On the other hand, other PCR designs are possible, for example, where instead of NNK a partial degeneracy is used. A 70%C10%GAT 70%G10%ACT K in the first residue would create a biased library towards the incorporation of R (it would lead to 52% of R incorporation at that position with other amino acids represented between 0.5% and 7.5%). That approach would lead to a library biased towards the target sequence with RYYGE representing 0.1% of the population.

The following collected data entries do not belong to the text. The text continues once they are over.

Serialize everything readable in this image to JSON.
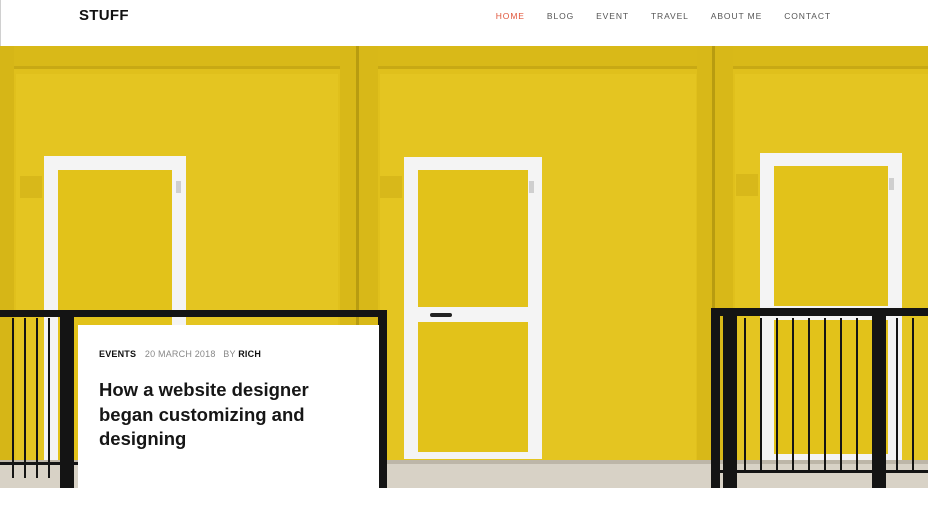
{
  "site": {
    "logo": "STUFF"
  },
  "nav": {
    "items": [
      {
        "label": "HOME",
        "active": true
      },
      {
        "label": "BLOG",
        "active": false
      },
      {
        "label": "EVENT",
        "active": false
      },
      {
        "label": "TRAVEL",
        "active": false
      },
      {
        "label": "ABOUT ME",
        "active": false
      },
      {
        "label": "CONTACT",
        "active": false
      }
    ],
    "active_color": "#e0563b"
  },
  "post": {
    "category": "EVENTS",
    "date": "20 MARCH 2018",
    "by_label": "BY",
    "author": "RICH",
    "title": "How a website designer began customizing and designing"
  },
  "colors": {
    "wall_yellow": "#e2c21a",
    "rail_black": "#141414"
  }
}
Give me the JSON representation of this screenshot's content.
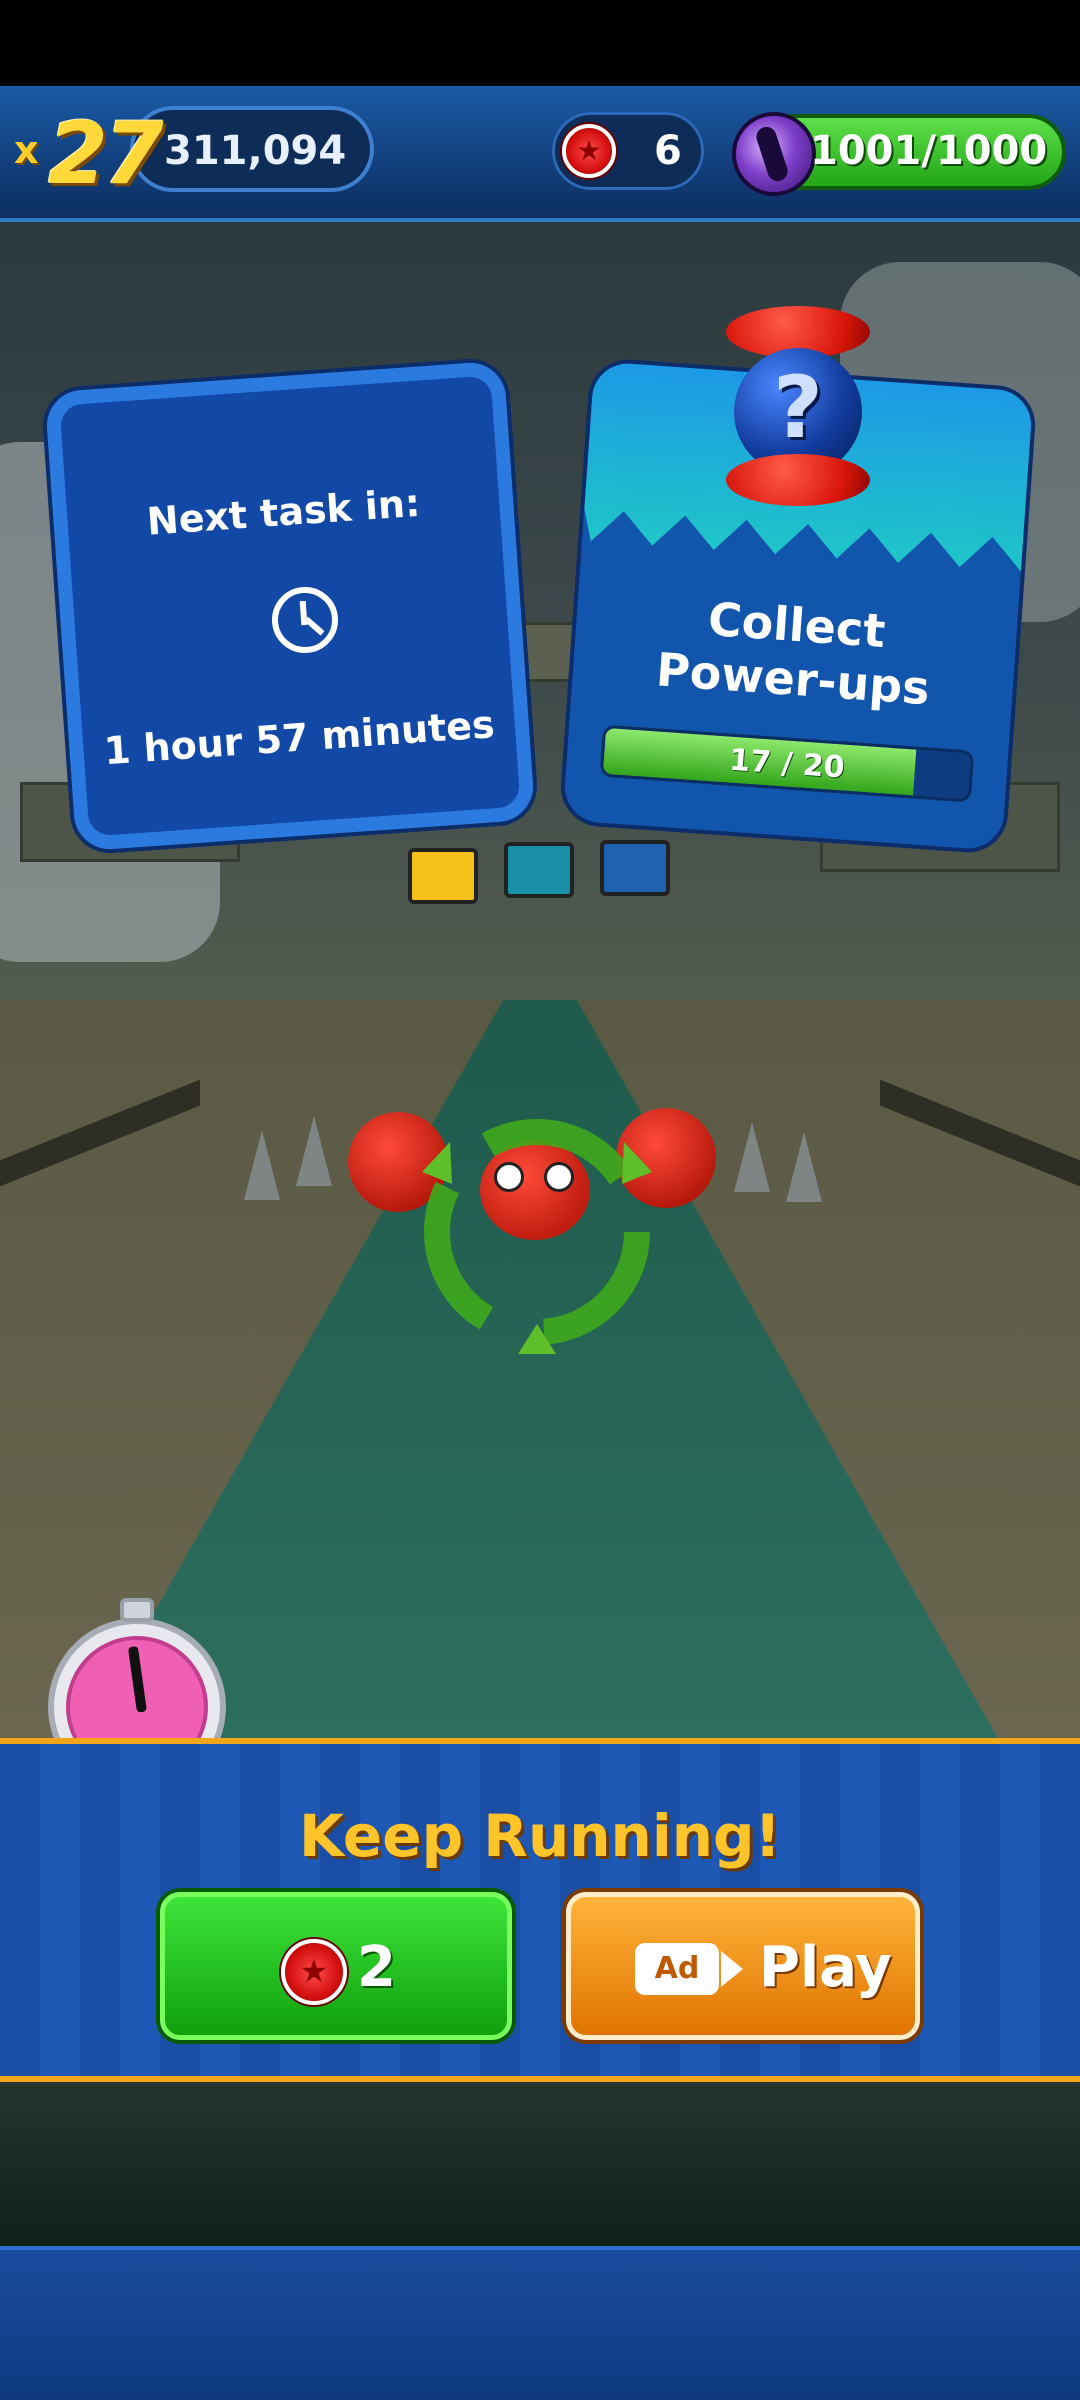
{
  "hud": {
    "multiplier_prefix": "x",
    "multiplier": "27",
    "score": "311,094",
    "red_rings": "6",
    "energy": "1001/1000"
  },
  "task_card": {
    "label": "Next task in:",
    "time_remaining": "1 hour 57 minutes"
  },
  "goal_card": {
    "title_line1": "Collect",
    "title_line2": "Power-ups",
    "progress_text": "17 / 20",
    "progress_fraction": 0.85
  },
  "continue_panel": {
    "title": "Keep Running!",
    "rings_cost": "2",
    "ad_badge": "Ad",
    "play_label": "Play"
  },
  "colors": {
    "panel_border": "#f3a619",
    "ring_red": "#d51010",
    "button_green": "#0fa00c",
    "button_orange": "#e07400"
  }
}
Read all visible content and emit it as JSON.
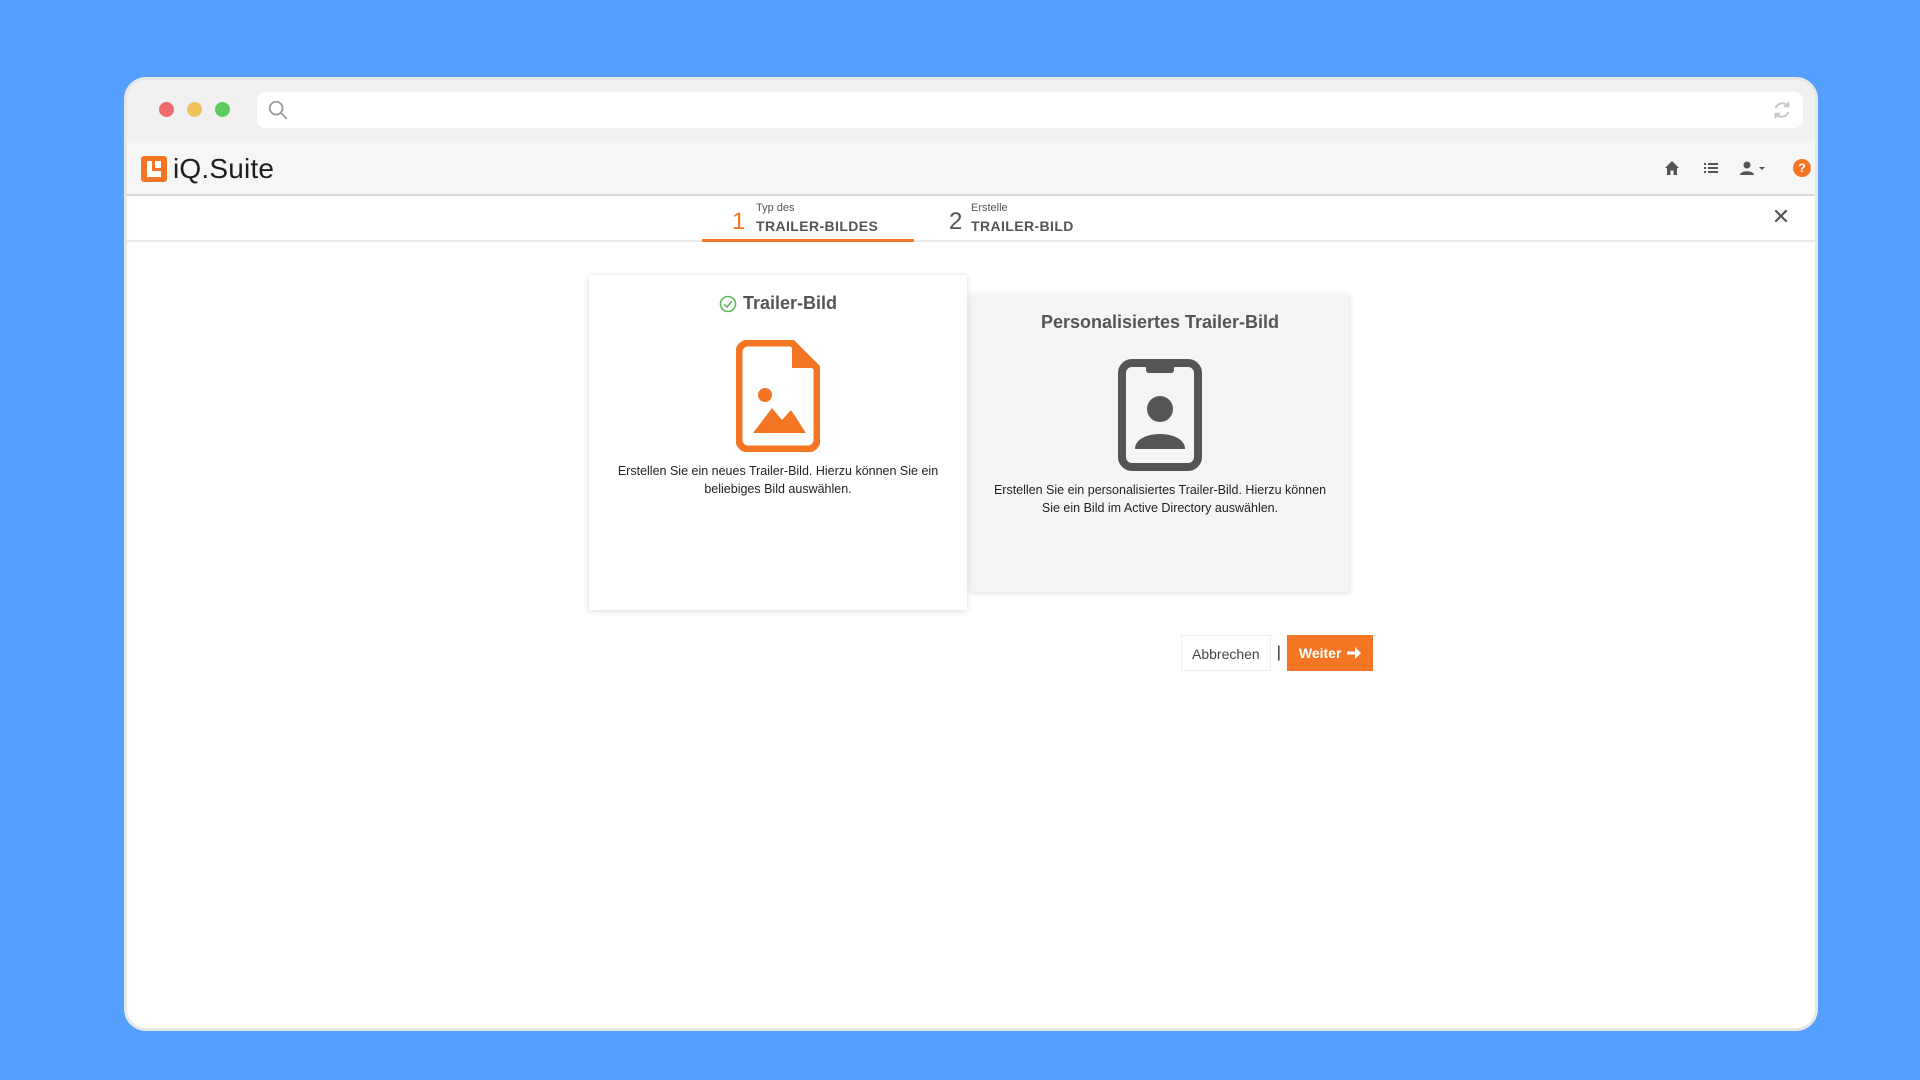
{
  "app": {
    "name": "iQ.Suite"
  },
  "colors": {
    "accent": "#f47624",
    "background": "#559ffe",
    "text": "#555555",
    "icon_gray": "#555555"
  },
  "browser": {
    "icons": [
      "search-icon",
      "reload-icon"
    ]
  },
  "nav": {
    "icons": [
      "home-icon",
      "list-icon",
      "user-menu-icon",
      "help-icon"
    ],
    "help_glyph": "?"
  },
  "wizard": {
    "steps": [
      {
        "number": "1",
        "small": "Typ des",
        "label": "TRAILER-BILDES",
        "active": true
      },
      {
        "number": "2",
        "small": "Erstelle",
        "label": "TRAILER-BILD",
        "active": false
      }
    ],
    "close_glyph": "✕"
  },
  "options": [
    {
      "title": "Trailer-Bild",
      "selected": true,
      "icon": "image-file-icon",
      "description": "Erstellen Sie ein neues Trailer-Bild. Hierzu können Sie ein beliebiges Bild auswählen."
    },
    {
      "title": "Personalisiertes Trailer-Bild",
      "selected": false,
      "icon": "id-badge-icon",
      "description": "Erstellen Sie ein personalisiertes Trailer-Bild. Hierzu können Sie ein Bild im Active Directory auswählen."
    }
  ],
  "actions": {
    "cancel": "Abbrechen",
    "separator": "|",
    "next": "Weiter"
  }
}
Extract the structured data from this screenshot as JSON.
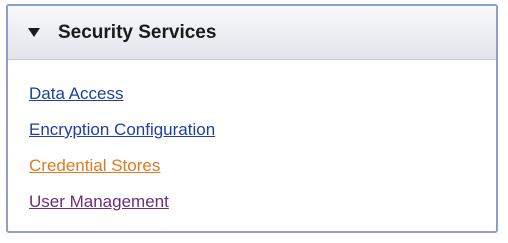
{
  "panel": {
    "title": "Security Services",
    "toggle_icon": "triangle-down-icon",
    "links": [
      {
        "label": "Data Access",
        "state": "unvisited",
        "color": "#1e40a0"
      },
      {
        "label": "Encryption Configuration",
        "state": "unvisited",
        "color": "#1e40a0"
      },
      {
        "label": "Credential Stores",
        "state": "hover",
        "color": "#e07a1f"
      },
      {
        "label": "User Management",
        "state": "visited",
        "color": "#6b2f7a"
      }
    ]
  },
  "colors": {
    "border": "#8c9fc8",
    "header_bg": "#eceef3"
  }
}
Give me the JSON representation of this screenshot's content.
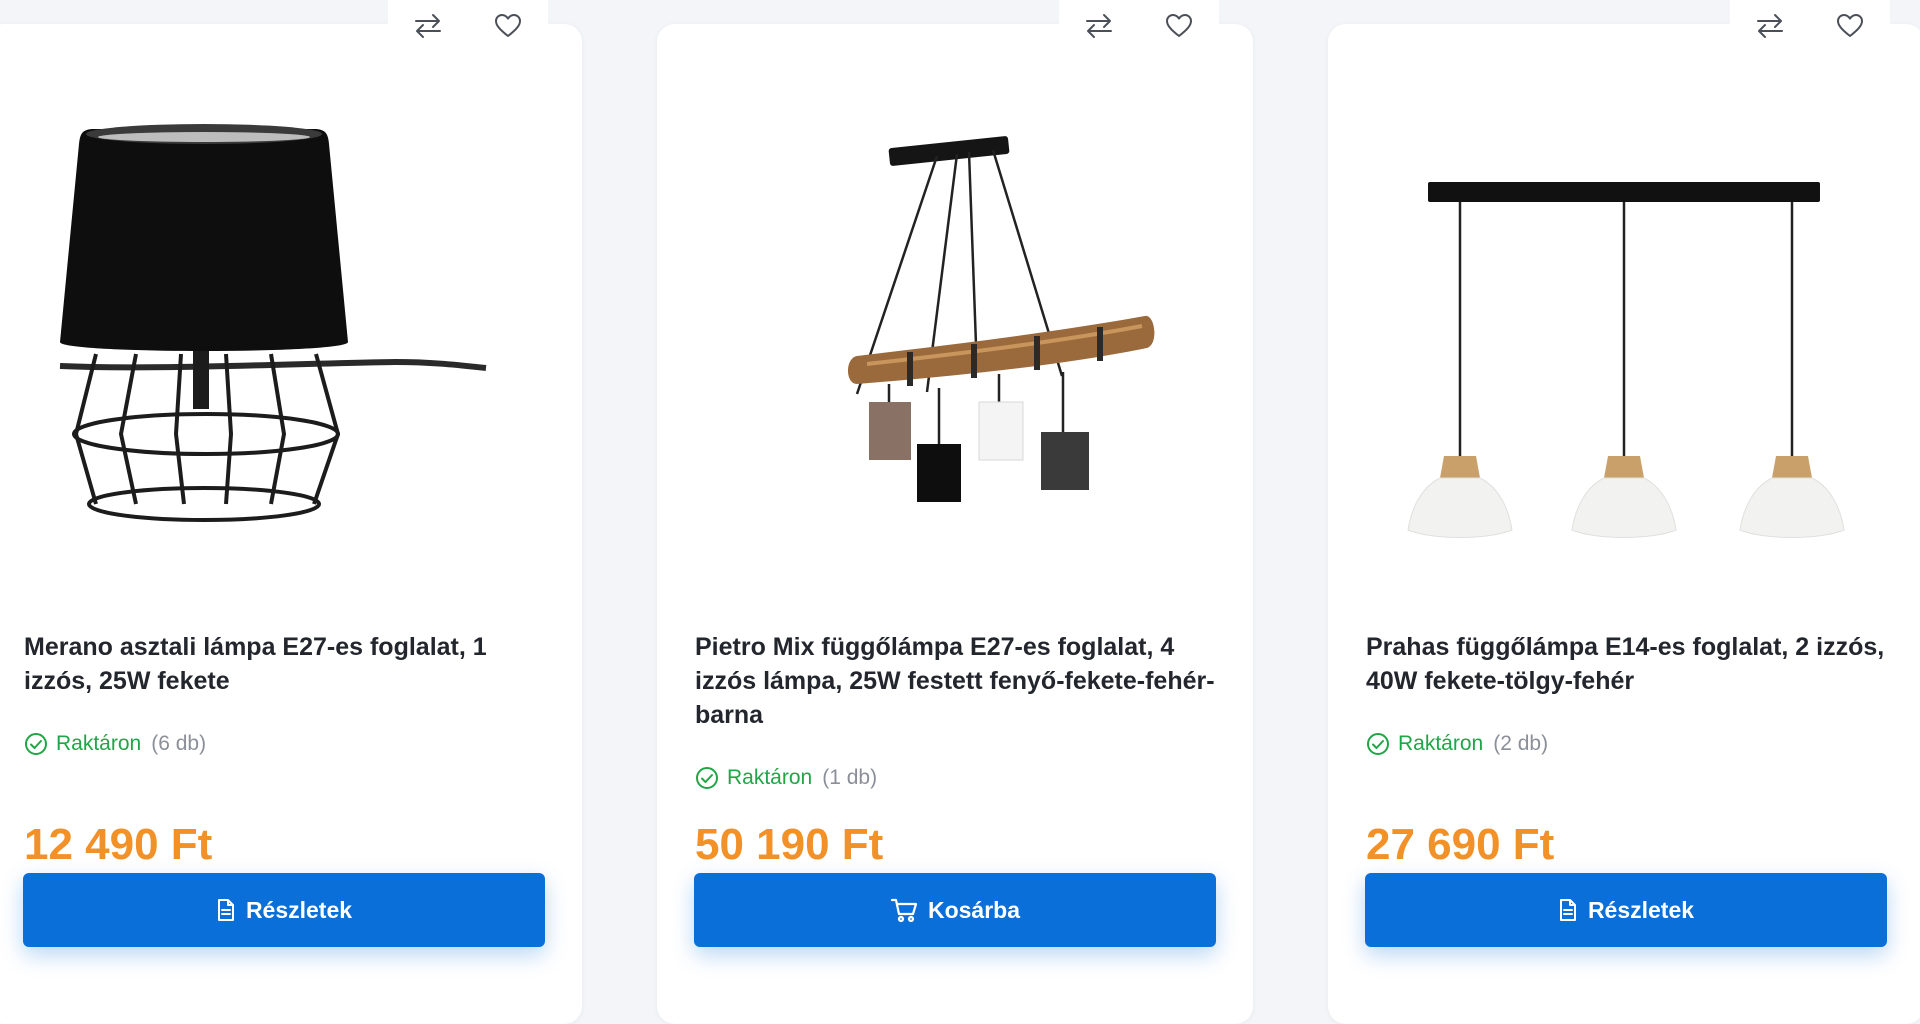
{
  "colors": {
    "accent": "#0a6fd8",
    "price": "#f29128",
    "in_stock": "#20a647",
    "title": "#23272d",
    "muted": "#8b9098"
  },
  "icons": {
    "compare": "arrows-exchange-icon",
    "wishlist": "heart-icon",
    "stock": "check-circle-icon",
    "details": "document-icon",
    "cart": "shopping-cart-icon"
  },
  "products": [
    {
      "title": "Merano asztali lámpa E27-es foglalat, 1 izzós, 25W fekete",
      "stock_label": "Raktáron",
      "stock_qty": "(6 db)",
      "price": "12 490 Ft",
      "button_label": "Részletek",
      "button_icon": "document-icon"
    },
    {
      "title": "Pietro Mix függőlámpa E27-es foglalat, 4 izzós lámpa, 25W festett fenyő-fekete-fehér-barna",
      "stock_label": "Raktáron",
      "stock_qty": "(1 db)",
      "price": "50 190 Ft",
      "button_label": "Kosárba",
      "button_icon": "shopping-cart-icon"
    },
    {
      "title": "Prahas függőlámpa E14-es foglalat, 2 izzós, 40W fekete-tölgy-fehér",
      "stock_label": "Raktáron",
      "stock_qty": "(2 db)",
      "price": "27 690 Ft",
      "button_label": "Részletek",
      "button_icon": "document-icon"
    }
  ]
}
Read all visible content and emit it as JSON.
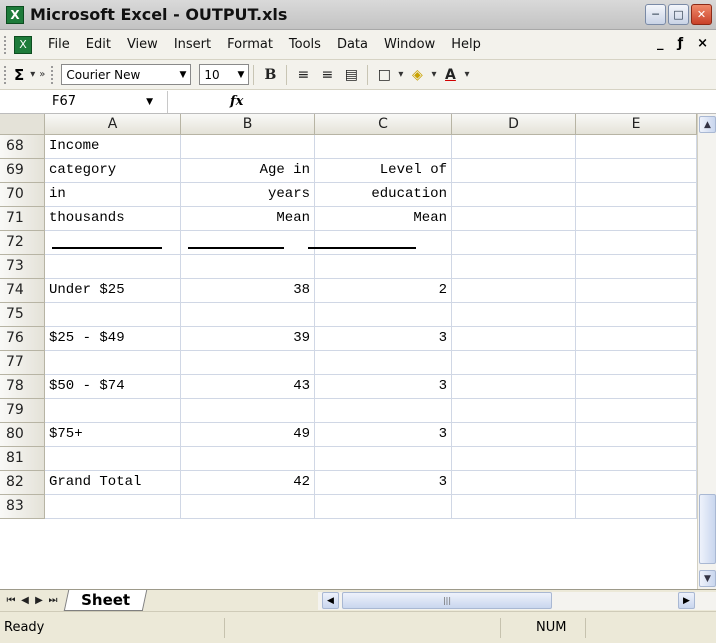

Other biases would remain (and it still would look different from the InDel generated library) and in future updates I will provide a more detailed comparison for this point, including also a comparison to error-prone PCR.
Such customised mixing has to be done manually when chemically synthesising the primers, leading to significant increases in cost – e.g. the synthesis of the 5-codons needed to cover RYYGE at IDT come to EUR 386.90 at RRP. To obtain the different lengths, multiple primers (a total of 7 to cover libraries between 1 to 6 amino acids) would be required and the total cost of generating such library would exceed EUR1,500. We estimate an InDel library to cost approximately EUR150.
Nonetheless, the precision of assembling a starting library to a given design hinges on whether the information used in design is correct (and not limited by database mis-annotations or incomplete knowledge of the target enzyme). In suboptimal cases, sampling beyond design parameters can yield results if your patience, luck and funding are good enough.
Still, the power of InDel is not in the synthesis of loop libraries, even if we did demonstrate its potential in that simple system. Its power is in the freedom to combine building blocks of any length allowing the synthesis of complex modular nucleic acid sequences (e.g. metabolic pathways and DNA nanostructures) as well as in the combinatorial assembly of protein genes (e.g. building proteins from secondary structure elements). Moreover, the analysis pipeline established with InDel assembly, allows the rapid processing of NGS data from selection and the isolation of functional peaks. Back to our LEGO analogy, this would be the equivalent of you being able to send a photo of your kit, highlighting the piece you want to substitute and the shop being able to send you one of each piece that would fit that space, including combinations of pieces to give you the fit. Coupled with the analysis pipeline, what you have is an incredibly fast way to find out which pieces fit best. It’s like having a LEGO shop that can read your mind. Now that is one unique LEGO shop.
Clarification: I am not the first to consider the importance of the quality of DNA libraries and updated versions of this post will include at least some of the relevant literature that tackles the issues raised here. Ultimately, this is a mathematical problem that is part of the routine for scientists working in directed evolution and that can have huge impact on a project’s success.